On Jun 7, 2010, at 6:12 AM, Florent Hivert wrote:

     Hi there,

I've question concerning handling of hash value vs portability. Is sage
developer guide manual one can read:

Here is the definition of __hash__ from the Python reference manual.

       Called for the key object for dictionary operations, and by the
built-in function hash(). Should return a 32-bit integer usable as a
       hash value for dictionary operations.

However with ipython (on a 64 bits machine):

   In [1]: hash(None)
   Out[1]: 140504985179472

which definitely does looks like a 32 bit value. Moreover, it seem that in python ref man, [2], the sentence about 32-bits has been removed. So I have
two questions:

1. I think we should update the devguide, or is there something I don't get ?

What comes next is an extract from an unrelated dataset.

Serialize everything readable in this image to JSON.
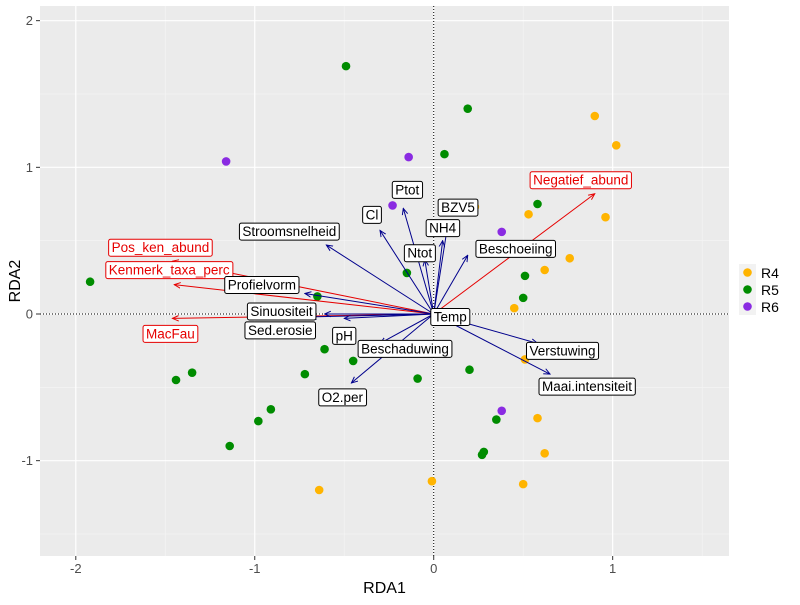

No, we should update the developers guide. Despite this sentence, the (c) return type of "hash" has been a long since Python 2.3 at least, so I think this wasn't ever correct for 64-bit long machines. (What was required is that it fit into a Python int.)

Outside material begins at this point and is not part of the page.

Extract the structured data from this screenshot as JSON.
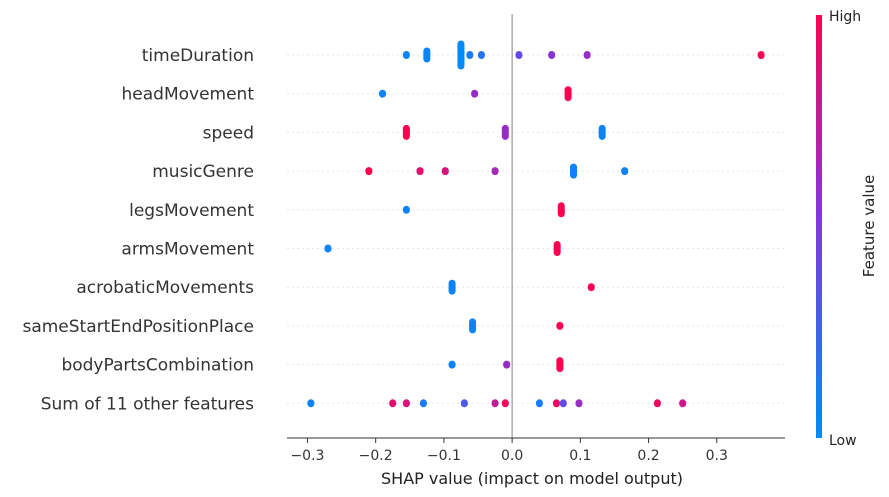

2. I'm writing a Cython class which caches the hash value. Which type should I use for the attribute ? int doesn't work since when trying to store the
  hash of None in an int I get

     OverflowError: value too large to convert to int

Is long ok and portable (it is was is used in a few place in sage) ? Should
  we write it in the doc ?

Yes, we should be using C longs here. Under the hood

Python int = C long != C int
Python float = C double  != C float

and Python longs have no (native) C equivalent.